AIは様々な職業に置き換わるものとして注目されている。特に単純業務は近い将来8割の仕事がAIによってこなされるようになる、という見通しもある。例えば米国の銀行では大型スクリーンを備えたキオスクだけが並んでおり、窓口業務がほぼなくなっているところもある。出入金、振込などの単純業務はキオスクで済ませ、融資などの相談のみ窓口で受け付ける、というシステムだ。
もちろん高齢者など、預金も窓口を通すことを好む顧客も存在するが、銀行によっては預金額に応じて1カ月に窓口を利用する回数が定められているところもある。そう遠くない将来、窓口はすべて有料化になるかもしれない。
単純業務はこの他ファストフードの注文、ときにはレストランやバーの調理、デリバリーでもAI化が目立つようになった。一般企業でもAIによるチャットボットでカスタマーサービスを行うところが増えてきた。多くの場合、8割の顧客相談はチャットボットで解決できる、という。

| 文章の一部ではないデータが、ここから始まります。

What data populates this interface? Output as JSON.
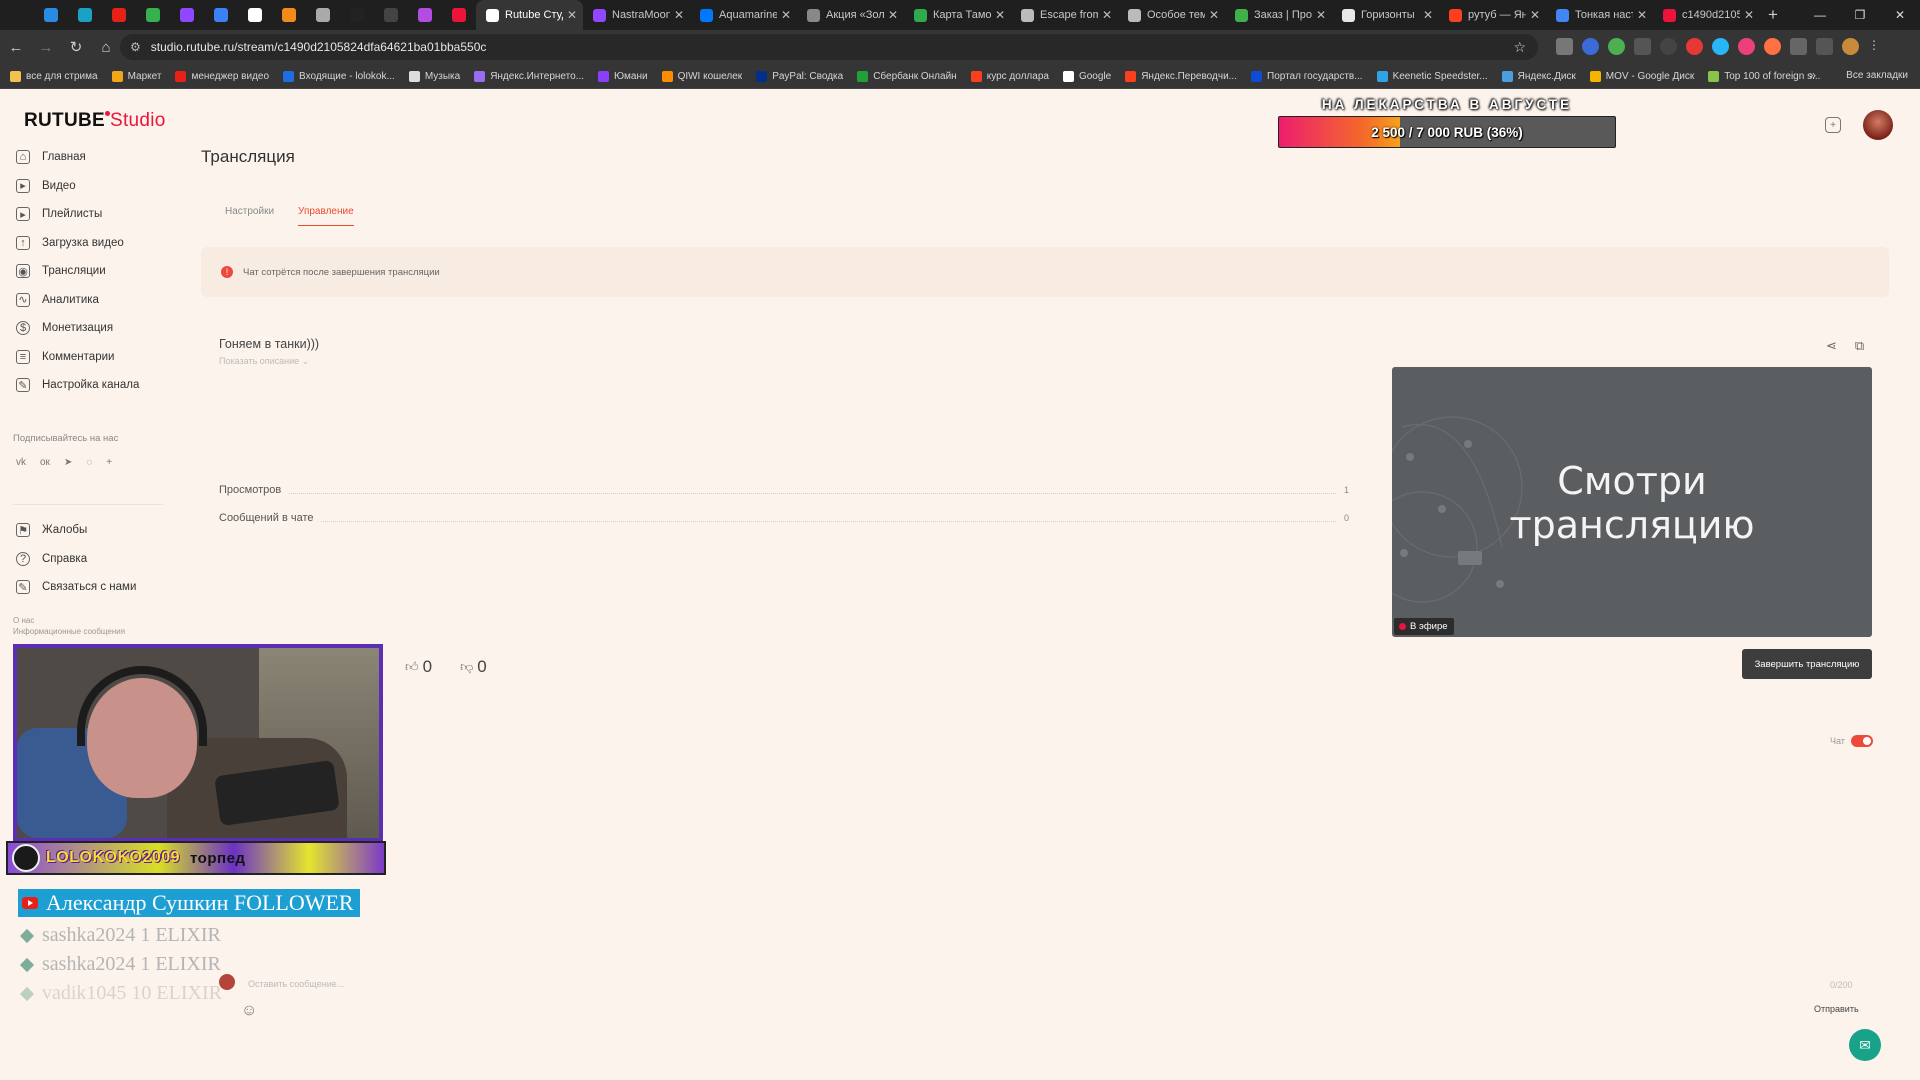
{
  "browser": {
    "tabs": [
      {
        "title": "Rutube Студ",
        "color": "#ffffff",
        "active": true
      },
      {
        "title": "NastraMoon",
        "color": "#9146ff"
      },
      {
        "title": "Aquamarine",
        "color": "#0077ff"
      },
      {
        "title": "Акция «Зол",
        "color": "#888888"
      },
      {
        "title": "Карта Тамож",
        "color": "#2eaa4f"
      },
      {
        "title": "Escape from",
        "color": "#bbbbbb"
      },
      {
        "title": "Особое тема",
        "color": "#bbbbbb"
      },
      {
        "title": "Заказ | Про",
        "color": "#3fb04a"
      },
      {
        "title": "Горизонты",
        "color": "#e8e8e8"
      },
      {
        "title": "рутуб — Янд",
        "color": "#fc3f1d"
      },
      {
        "title": "Тонкая наст",
        "color": "#4285f4"
      },
      {
        "title": "c1490d2105",
        "color": "#ed143b"
      }
    ],
    "pinned_colors": [
      "#2a8be3",
      "#19a2c4",
      "#e62117",
      "#36b14b",
      "#9146ff",
      "#3b82f6",
      "#ffffff",
      "#f28c18",
      "#aaaaaa",
      "#222222",
      "#444444",
      "#b24ce3",
      "#ed143b"
    ],
    "new_tab": "+",
    "url": "studio.rutube.ru/stream/c1490d2105824dfa64621ba01bba550c",
    "bookmarks": [
      {
        "label": "все для стрима",
        "color": "#f2c14e"
      },
      {
        "label": "Маркет",
        "color": "#f2a51a"
      },
      {
        "label": "менеджер видео",
        "color": "#e62117"
      },
      {
        "label": "Входящие - lolokok...",
        "color": "#1d6fe0"
      },
      {
        "label": "Музыка",
        "color": "#dddddd"
      },
      {
        "label": "Яндекс.Интернето...",
        "color": "#9a6cf3"
      },
      {
        "label": "Юмани",
        "color": "#8b3ffd"
      },
      {
        "label": "QIWI кошелек",
        "color": "#ff8c00"
      },
      {
        "label": "PayPal: Сводка",
        "color": "#003087"
      },
      {
        "label": "Сбербанк Онлайн",
        "color": "#21a038"
      },
      {
        "label": "курс доллара",
        "color": "#fc3f1d"
      },
      {
        "label": "Google",
        "color": "#ffffff"
      },
      {
        "label": "Яндекс.Переводчи...",
        "color": "#fc3f1d"
      },
      {
        "label": "Портал государств...",
        "color": "#0d4cd3"
      },
      {
        "label": "Keenetic Speedster...",
        "color": "#2fa3e6"
      },
      {
        "label": "Яндекс.Диск",
        "color": "#4a9de0"
      },
      {
        "label": "MOV - Google Диск",
        "color": "#f4b400"
      },
      {
        "label": "Top 100 of foreign s...",
        "color": "#8bc34a"
      }
    ],
    "all_bookmarks": "Все закладки"
  },
  "app": {
    "logo": "RUTUBE",
    "logo_suffix": "Studio",
    "sidebar": [
      {
        "label": "Главная",
        "icon": "home-icon",
        "glyph": "⌂"
      },
      {
        "label": "Видео",
        "icon": "video-icon",
        "glyph": "▸"
      },
      {
        "label": "Плейлисты",
        "icon": "playlist-icon",
        "glyph": "▸"
      },
      {
        "label": "Загрузка видео",
        "icon": "upload-icon",
        "glyph": "↑"
      },
      {
        "label": "Трансляции",
        "icon": "broadcast-icon",
        "glyph": "◉"
      },
      {
        "label": "Аналитика",
        "icon": "analytics-icon",
        "glyph": "∿"
      },
      {
        "label": "Монетизация",
        "icon": "money-icon",
        "glyph": "$"
      },
      {
        "label": "Комментарии",
        "icon": "comments-icon",
        "glyph": "≡"
      },
      {
        "label": "Настройка канала",
        "icon": "pen-icon",
        "glyph": "✎"
      }
    ],
    "follow_label": "Подписывайтесь на нас",
    "socials": [
      "vk-icon",
      "ok-icon",
      "telegram-icon",
      "viber-icon",
      "more-icon"
    ],
    "social_glyphs": [
      "vk",
      "ок",
      "➤",
      "◌",
      "+"
    ],
    "sidebar2": [
      {
        "label": "Жалобы",
        "icon": "flag-icon",
        "glyph": "⚑"
      },
      {
        "label": "Справка",
        "icon": "help-icon",
        "glyph": "?"
      },
      {
        "label": "Связаться с нами",
        "icon": "contact-icon",
        "glyph": "✎"
      }
    ],
    "about": [
      "О нас",
      "Информационные сообщения"
    ],
    "page_title": "Трансляция",
    "tabs": {
      "settings": "Настройки",
      "manage": "Управление"
    },
    "notice": "Чат сотрётся после завершения трансляции",
    "stream_title": "Гоняем в танки)))",
    "show_description": "Показать описание ⌄",
    "stats": [
      {
        "label": "Просмотров",
        "value": "1"
      },
      {
        "label": "Сообщений в чате",
        "value": "0"
      }
    ],
    "preview_text_1": "Смотри",
    "preview_text_2": "трансляцию",
    "live_label": "В эфире",
    "end_button": "Завершить трансляцию",
    "likes": "0",
    "dislikes": "0",
    "chat_label": "Чат",
    "chat_enabled": true,
    "chat_placeholder": "Оставить сообщение...",
    "chat_counter": "0/200",
    "send_label": "Отправить",
    "accent_color": "#ed143b"
  },
  "overlay": {
    "donation_title": "НА ЛЕКАРСТВА В АВГУСТЕ",
    "donation_text": "2 500 / 7 000 RUB (36%)",
    "donation_fraction": 0.36,
    "cam_name": "LOLOKOKO2009",
    "cam_ticker": "торпед",
    "follower_alert": "Александр Сушкин FOLLOWER",
    "elixir_events": [
      "sashka2024 1 ELIXIR",
      "sashka2024 1 ELIXIR",
      "vadik1045 10 ELIXIR"
    ]
  }
}
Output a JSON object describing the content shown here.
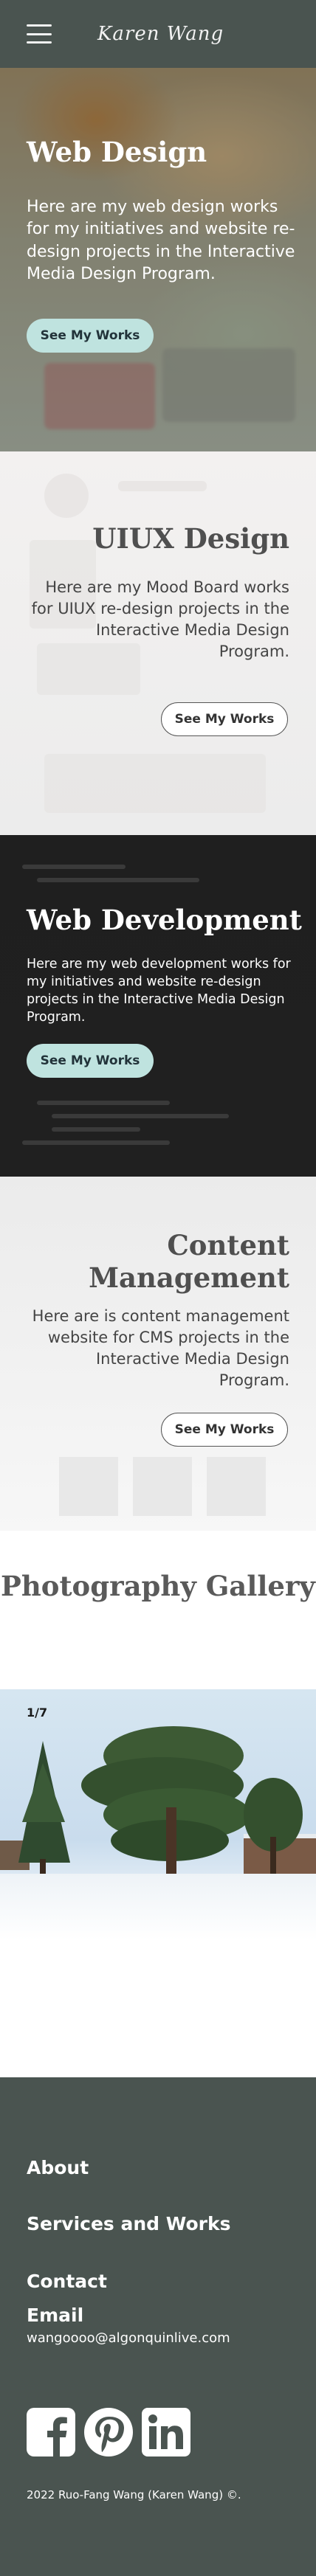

しかし、AIが活躍できるのは単純業務にとどまらない。米国ではロサンゼルス・タイムズやワシントン・ポストといった大新聞でもAIによる記事作成が進んでいる。現時点では株価の動き、地域スポーツの結果、などの比較的パターン化された記事が多いが、AIの文章作成能力は日々進化しており、より内容が複雑な原稿もAIが作成する日が来るかもしれない。
そして現在注目されているのが「高度な数学能力と分析力が必要とされる」と言われる金融業務でのAI活用だ。米国では連邦議会の下院調査委員会により「AIの資本市場におけるインパクト」が協議されるほど、この問題への関心が高い。この委員会の公聴に応じたコーネル大学工学部教授、マルコス・ロペス・デ・プラド氏は、「金融業界で最も給与が高い部類の職業もAIに取って代わられる危機にある」と証言した。
ウォールストリートに代表される金融業界で最高の給与を支払われているのは、投資アナリストだ。顧客や企業のファンドを預かり、それを投資して資金を増やすのが役割だが、成功するには高度な数学的知識、市場の読み、正確な売買のタイミングなどが必要とされる。このような専門職中の専門職ともいえる業務がなぜAIに置換されるのか。
教授によると、金融アナリストはクラウドソーシングで多数のデータ・サイエンティストを使うことで、たとえ金融業務の経験がなくともかなり正確な分析を行うことができるため、個人の能力よりもデータとクラウドによる大容量サービスに太刀打ちできなくなる、という。同様のことが保険業界にも当てはまり、保険料金などを決定する保険危機算定率の作成なども専門知識がなくてもデータとそれを処理するデータ・サイエンティストさえいれば十分、という時代がやがて訪れる、というのだ。
教授は委員会での証言で「614万人とも言われる金融、保険業界の雇用者は、将来金融ML(マシン・ラーニング)により、職を失う危機にある。AIに置換される、というよりも彼らがアルゴリズムに基づいた教育を受けていないためだ」と語った。つまり1人の金融スペシャリストよりも、データとそれを分析するチームの方が有利になる、という考え方だ。